From that moment, fireworks have made Independence Day her favourite holiday. When she was three, we visited my day’s family in Smalltown, USA. All of us gathered at my aunt’s house to watch the fireworks from her yard. Our plans didn’t include a rain storm and power failure. But once the fireworks started, Savannah was insistent to see them. My aunt held the umbrella over us. My aunt, my mother and I stood in the rain with Savannah, enjoying the fireworks. My aunt passed away a few weeks later. I am terribly grateful that Savannah and mine’s last memory of her was in the rain, watching glitter drip through the sky.
Shortly after we moved to Tennessee, on July 3rd, fireworks broke through the night. I woke up the kids and hurried them into the kitchen.
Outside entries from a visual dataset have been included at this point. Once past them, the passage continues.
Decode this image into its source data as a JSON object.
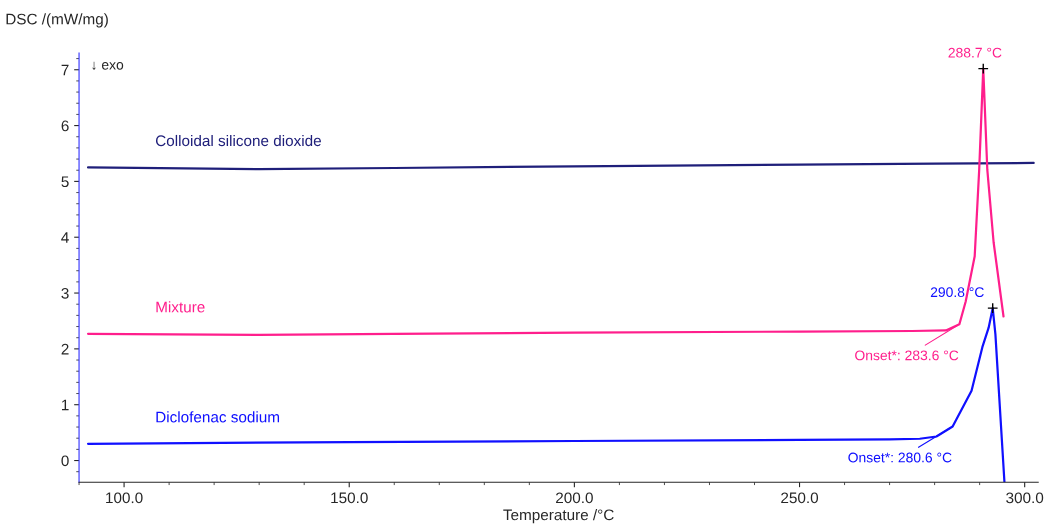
{
  "chart_data": {
    "type": "line",
    "xlabel": "Temperature /°C",
    "ylabel": "DSC /(mW/mg)",
    "xlim": [
      90,
      303
    ],
    "ylim": [
      -0.39,
      7.3
    ],
    "xticks": [
      {
        "value": 100,
        "label": "100.0"
      },
      {
        "value": 150,
        "label": "150.0"
      },
      {
        "value": 200,
        "label": "200.0"
      },
      {
        "value": 250,
        "label": "250.0"
      },
      {
        "value": 300,
        "label": "300.0"
      }
    ],
    "yticks": [
      0,
      1,
      2,
      3,
      4,
      5,
      6,
      7
    ],
    "grid": false,
    "legend": false,
    "marker": "none",
    "line_style": "solid",
    "series": [
      {
        "name": "Colloidal silicone dioxide",
        "color": "#1f1f7a",
        "x": [
          92,
          130,
          160,
          200,
          250,
          280,
          302
        ],
        "values": [
          5.25,
          5.22,
          5.24,
          5.27,
          5.3,
          5.32,
          5.33
        ]
      },
      {
        "name": "Mixture",
        "color": "#ff1e8c",
        "x": [
          92,
          130,
          160,
          200,
          250,
          275,
          282.5,
          285.5,
          286.9,
          288.9,
          289.9,
          290.8,
          291.7,
          293.1,
          295.3
        ],
        "values": [
          2.27,
          2.25,
          2.27,
          2.29,
          2.31,
          2.32,
          2.33,
          2.44,
          2.85,
          3.66,
          5.21,
          7.02,
          5.21,
          3.91,
          2.58
        ]
      },
      {
        "name": "Diclofenac sodium",
        "color": "#1010ff",
        "x": [
          92,
          150,
          200,
          250,
          270,
          276.7,
          280.4,
          284.0,
          288.2,
          290.6,
          292.0,
          292.9,
          293.5,
          295.5
        ],
        "values": [
          0.3,
          0.33,
          0.35,
          0.37,
          0.38,
          0.39,
          0.43,
          0.61,
          1.25,
          2.03,
          2.38,
          2.73,
          2.26,
          -0.38
        ]
      }
    ],
    "annotations": [
      "↓ exo",
      {
        "text": "288.7 °C",
        "x": 290.8,
        "y": 7.02
      },
      {
        "text": "Onset*: 283.6 °C",
        "x": 285.5,
        "y": 2.44
      },
      {
        "text": "290.8 °C",
        "x": 292.9,
        "y": 2.73
      },
      {
        "text": "Onset*: 280.6 °C",
        "x": 284.0,
        "y": 0.61
      }
    ]
  }
}
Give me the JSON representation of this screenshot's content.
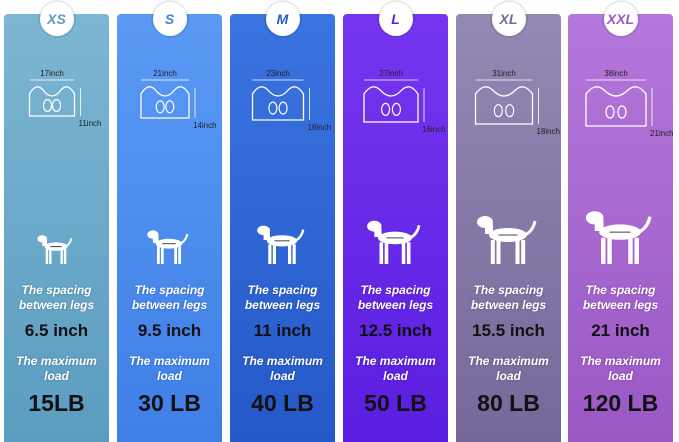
{
  "columns": [
    {
      "size": "XS",
      "width": "17inch",
      "height": "11inch",
      "spacing_label": "The spacing between legs",
      "spacing": "6.5 inch",
      "load_label": "The maximum load",
      "load": "15LB"
    },
    {
      "size": "S",
      "width": "21inch",
      "height": "14inch",
      "spacing_label": "The spacing between legs",
      "spacing": "9.5 inch",
      "load_label": "The maximum load",
      "load": "30 LB"
    },
    {
      "size": "M",
      "width": "23inch",
      "height": "16inch",
      "spacing_label": "The spacing between legs",
      "spacing": "11 inch",
      "load_label": "The maximum load",
      "load": "40 LB"
    },
    {
      "size": "L",
      "width": "27inch",
      "height": "16inch",
      "spacing_label": "The spacing between legs",
      "spacing": "12.5 inch",
      "load_label": "The maximum load",
      "load": "50 LB"
    },
    {
      "size": "XL",
      "width": "31inch",
      "height": "18inch",
      "spacing_label": "The spacing between legs",
      "spacing": "15.5 inch",
      "load_label": "The maximum load",
      "load": "80 LB"
    },
    {
      "size": "XXL",
      "width": "38inch",
      "height": "21inch",
      "spacing_label": "The spacing between legs",
      "spacing": "21 inch",
      "load_label": "The maximum load",
      "load": "120 LB"
    }
  ]
}
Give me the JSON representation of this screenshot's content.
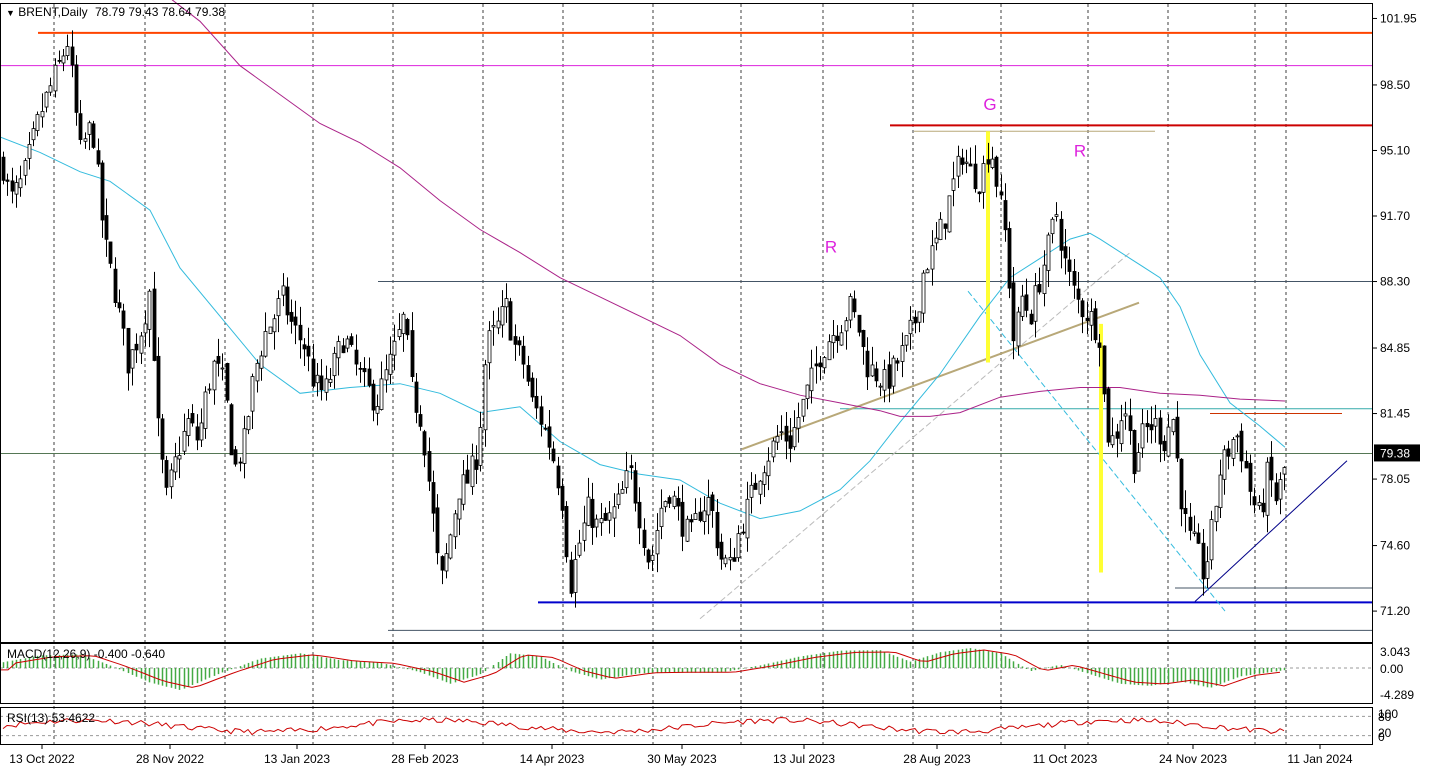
{
  "header": {
    "symbol": "BRENT,Daily",
    "ohlc": "78.79 79.43 78.64 79.38"
  },
  "colors": {
    "bull_candle": "#000000",
    "bear_candle": "#000000",
    "ma_short": "#33bbdd",
    "ma_long": "#aa2288",
    "resistance_top": "#ff4400",
    "magenta_line": "#dd22dd",
    "red_line": "#cc0000",
    "blue_support": "#0000cc",
    "trendline": "#b8a878",
    "yellow_bar": "#ffff33",
    "macd_hist": "#44aa44",
    "macd_signal": "#cc0000",
    "rsi_line": "#cc0000"
  },
  "chart_data": {
    "type": "candlestick",
    "title": "BRENT,Daily",
    "y_ticks": [
      "101.95",
      "98.50",
      "95.10",
      "91.70",
      "88.30",
      "84.85",
      "81.45",
      "78.05",
      "74.60",
      "71.20"
    ],
    "ylim": [
      69.7,
      102.7
    ],
    "x_ticks": [
      "13 Oct 2022",
      "28 Nov 2022",
      "13 Jan 2023",
      "28 Feb 2023",
      "14 Apr 2023",
      "30 May 2023",
      "13 Jul 2023",
      "28 Aug 2023",
      "11 Oct 2023",
      "24 Nov 2023",
      "11 Jan 2024"
    ],
    "last_price": "79.38",
    "close_path": [
      [
        0,
        95.0
      ],
      [
        10,
        92.5
      ],
      [
        22,
        93.5
      ],
      [
        40,
        97.0
      ],
      [
        55,
        99.0
      ],
      [
        68,
        100.8
      ],
      [
        80,
        95.0
      ],
      [
        92,
        96.5
      ],
      [
        104,
        90.5
      ],
      [
        116,
        87.5
      ],
      [
        128,
        84.0
      ],
      [
        142,
        86.0
      ],
      [
        150,
        88.0
      ],
      [
        158,
        80.5
      ],
      [
        166,
        77.0
      ],
      [
        178,
        79.5
      ],
      [
        188,
        81.0
      ],
      [
        198,
        80.0
      ],
      [
        206,
        82.5
      ],
      [
        214,
        84.0
      ],
      [
        224,
        83.0
      ],
      [
        234,
        78.5
      ],
      [
        244,
        80.0
      ],
      [
        254,
        83.5
      ],
      [
        264,
        85.5
      ],
      [
        274,
        86.5
      ],
      [
        282,
        87.5
      ],
      [
        292,
        86.0
      ],
      [
        304,
        85.0
      ],
      [
        314,
        83.0
      ],
      [
        324,
        82.5
      ],
      [
        334,
        84.0
      ],
      [
        344,
        85.5
      ],
      [
        354,
        84.0
      ],
      [
        364,
        83.0
      ],
      [
        376,
        82.0
      ],
      [
        386,
        83.5
      ],
      [
        396,
        85.0
      ],
      [
        404,
        86.5
      ],
      [
        412,
        82.5
      ],
      [
        422,
        81.0
      ],
      [
        432,
        76.5
      ],
      [
        440,
        72.5
      ],
      [
        448,
        74.5
      ],
      [
        458,
        77.5
      ],
      [
        468,
        78.0
      ],
      [
        478,
        79.5
      ],
      [
        486,
        85.0
      ],
      [
        496,
        85.8
      ],
      [
        506,
        87.0
      ],
      [
        514,
        85.0
      ],
      [
        524,
        84.0
      ],
      [
        532,
        82.0
      ],
      [
        542,
        81.0
      ],
      [
        552,
        79.5
      ],
      [
        562,
        77.0
      ],
      [
        570,
        72.5
      ],
      [
        578,
        74.5
      ],
      [
        588,
        76.5
      ],
      [
        598,
        75.5
      ],
      [
        610,
        76.0
      ],
      [
        620,
        77.0
      ],
      [
        630,
        78.5
      ],
      [
        640,
        76.0
      ],
      [
        650,
        73.5
      ],
      [
        660,
        76.5
      ],
      [
        670,
        77.5
      ],
      [
        680,
        76.0
      ],
      [
        690,
        75.0
      ],
      [
        700,
        76.5
      ],
      [
        710,
        77.0
      ],
      [
        720,
        74.0
      ],
      [
        730,
        73.5
      ],
      [
        740,
        75.5
      ],
      [
        750,
        77.0
      ],
      [
        760,
        78.5
      ],
      [
        770,
        79.5
      ],
      [
        780,
        80.5
      ],
      [
        790,
        80.0
      ],
      [
        800,
        81.5
      ],
      [
        810,
        83.0
      ],
      [
        820,
        84.5
      ],
      [
        830,
        85.5
      ],
      [
        840,
        86.0
      ],
      [
        850,
        87.0
      ],
      [
        858,
        86.0
      ],
      [
        866,
        84.0
      ],
      [
        876,
        83.5
      ],
      [
        886,
        83.0
      ],
      [
        896,
        84.0
      ],
      [
        906,
        85.0
      ],
      [
        916,
        86.5
      ],
      [
        924,
        89.0
      ],
      [
        934,
        90.0
      ],
      [
        944,
        91.5
      ],
      [
        954,
        93.5
      ],
      [
        962,
        95.0
      ],
      [
        970,
        94.0
      ],
      [
        980,
        93.5
      ],
      [
        990,
        95.5
      ],
      [
        998,
        93.0
      ],
      [
        1006,
        90.5
      ],
      [
        1014,
        85.0
      ],
      [
        1022,
        87.5
      ],
      [
        1030,
        86.5
      ],
      [
        1040,
        88.5
      ],
      [
        1050,
        90.5
      ],
      [
        1056,
        92.0
      ],
      [
        1064,
        89.5
      ],
      [
        1072,
        88.0
      ],
      [
        1080,
        87.0
      ],
      [
        1090,
        86.5
      ],
      [
        1100,
        85.5
      ],
      [
        1106,
        80.5
      ],
      [
        1114,
        80.0
      ],
      [
        1124,
        82.0
      ],
      [
        1134,
        79.0
      ],
      [
        1144,
        80.5
      ],
      [
        1154,
        81.0
      ],
      [
        1164,
        80.0
      ],
      [
        1172,
        81.5
      ],
      [
        1180,
        77.5
      ],
      [
        1188,
        75.0
      ],
      [
        1196,
        74.5
      ],
      [
        1204,
        73.0
      ],
      [
        1212,
        75.5
      ],
      [
        1220,
        78.5
      ],
      [
        1228,
        79.5
      ],
      [
        1236,
        80.5
      ],
      [
        1244,
        79.0
      ],
      [
        1252,
        77.0
      ],
      [
        1260,
        76.0
      ],
      [
        1268,
        78.5
      ],
      [
        1276,
        77.0
      ],
      [
        1282,
        78.0
      ],
      [
        1288,
        79.38
      ]
    ],
    "ma_short_path": [
      [
        0,
        95.8
      ],
      [
        40,
        95.0
      ],
      [
        80,
        94.0
      ],
      [
        110,
        93.5
      ],
      [
        150,
        92.0
      ],
      [
        180,
        89.0
      ],
      [
        220,
        86.5
      ],
      [
        260,
        84.0
      ],
      [
        300,
        82.5
      ],
      [
        350,
        82.8
      ],
      [
        400,
        83.0
      ],
      [
        440,
        82.5
      ],
      [
        480,
        81.5
      ],
      [
        520,
        81.8
      ],
      [
        560,
        80.0
      ],
      [
        600,
        78.8
      ],
      [
        640,
        78.3
      ],
      [
        680,
        78.0
      ],
      [
        720,
        76.8
      ],
      [
        760,
        76.0
      ],
      [
        800,
        76.4
      ],
      [
        840,
        77.5
      ],
      [
        870,
        79.0
      ],
      [
        900,
        81.0
      ],
      [
        940,
        83.5
      ],
      [
        980,
        86.5
      ],
      [
        1010,
        88.5
      ],
      [
        1040,
        89.5
      ],
      [
        1070,
        90.5
      ],
      [
        1090,
        90.8
      ],
      [
        1100,
        90.5
      ],
      [
        1130,
        89.5
      ],
      [
        1160,
        88.5
      ],
      [
        1180,
        87.0
      ],
      [
        1200,
        84.5
      ],
      [
        1230,
        82.0
      ],
      [
        1260,
        80.8
      ],
      [
        1285,
        79.7
      ]
    ],
    "ma_long_path": [
      [
        170,
        103.0
      ],
      [
        200,
        101.8
      ],
      [
        240,
        99.5
      ],
      [
        280,
        98.0
      ],
      [
        320,
        96.5
      ],
      [
        360,
        95.5
      ],
      [
        400,
        94.2
      ],
      [
        440,
        92.5
      ],
      [
        480,
        91.0
      ],
      [
        520,
        89.8
      ],
      [
        560,
        88.5
      ],
      [
        600,
        87.5
      ],
      [
        640,
        86.5
      ],
      [
        680,
        85.5
      ],
      [
        720,
        84.0
      ],
      [
        760,
        83.0
      ],
      [
        800,
        82.4
      ],
      [
        840,
        82.0
      ],
      [
        880,
        81.6
      ],
      [
        900,
        81.3
      ],
      [
        930,
        81.3
      ],
      [
        960,
        81.5
      ],
      [
        1000,
        82.3
      ],
      [
        1040,
        82.6
      ],
      [
        1080,
        82.8
      ],
      [
        1120,
        82.8
      ],
      [
        1160,
        82.5
      ],
      [
        1200,
        82.4
      ],
      [
        1240,
        82.2
      ],
      [
        1285,
        82.1
      ]
    ],
    "horizontal_levels": [
      {
        "price": 101.2,
        "x0": 38,
        "x1": 1372,
        "color": "#ff4400"
      },
      {
        "price": 99.5,
        "x0": 0,
        "x1": 1372,
        "color": "#dd22dd"
      },
      {
        "price": 96.4,
        "x0": 890,
        "x1": 1372,
        "color": "#cc0000"
      },
      {
        "price": 96.1,
        "x0": 914,
        "x1": 1155,
        "color": "#b8a878"
      },
      {
        "price": 88.3,
        "x0": 378,
        "x1": 1372,
        "color": "#445566"
      },
      {
        "price": 81.7,
        "x0": 840,
        "x1": 1372,
        "color": "#33aaaa"
      },
      {
        "price": 79.38,
        "x0": 0,
        "x1": 1372,
        "color": "#557755"
      },
      {
        "price": 81.45,
        "x0": 1210,
        "x1": 1342,
        "color": "#cc3300"
      },
      {
        "price": 72.4,
        "x0": 1175,
        "x1": 1372,
        "color": "#445566"
      },
      {
        "price": 71.65,
        "x0": 538,
        "x1": 1372,
        "color": "#0000cc"
      },
      {
        "price": 70.2,
        "x0": 388,
        "x1": 1372,
        "color": "#445566"
      }
    ],
    "annotations": [
      {
        "text": "R",
        "x": 831,
        "price": 89.8
      },
      {
        "text": "G",
        "x": 990,
        "price": 97.2
      },
      {
        "text": "R",
        "x": 1080,
        "price": 94.8
      }
    ],
    "macd_label": "MACD(12,26,9) -0.400 -0.640",
    "macd_ticks": [
      "3.043",
      "0.00",
      "-4.289"
    ],
    "rsi_label": "RSI(13) 53.4622",
    "rsi_ticks": [
      "100",
      "80",
      "20",
      "0"
    ],
    "grid": true
  }
}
I don’t have a picture, but the image is burned in my mind. We stood in the kitchen with the lights off, on the peeling linoleum floor of the rent house. My right arm wrapped around Savannah steadying her as she stood on her toes on the wooden chair, her fingers gripping its back. Joseph rested on my hip, half asleep and stunned by the noise. We stood there that night, the three of us clinging to each other in our pajamas, watching the glitter and fire fall from the sky.
This year my parents were with us, resting a few days after our trip to the Mayo Clinic, before heading back to their Texas home. The past few years the fireworks have been iffy at best. There have been melt downs and unpredictability and traffic. This year, there was rain. But, like when she was three, it didn’t damper the glitter. We sat in the car, in the grass of an offbeat parking lot and watched the fire light up the sky. She remained mesmerized until the finale, when she squealed and laughed.
We all left with a feeling if contentment, letting her hyperactively stay up late, despite our fatigue. Knowing the possible damning diagnostic forecast, the night carried more weight and more importance. None of us wanted it to end. None of us wanted to take the night from her. None of us will forget the music, the smiles, the glitter.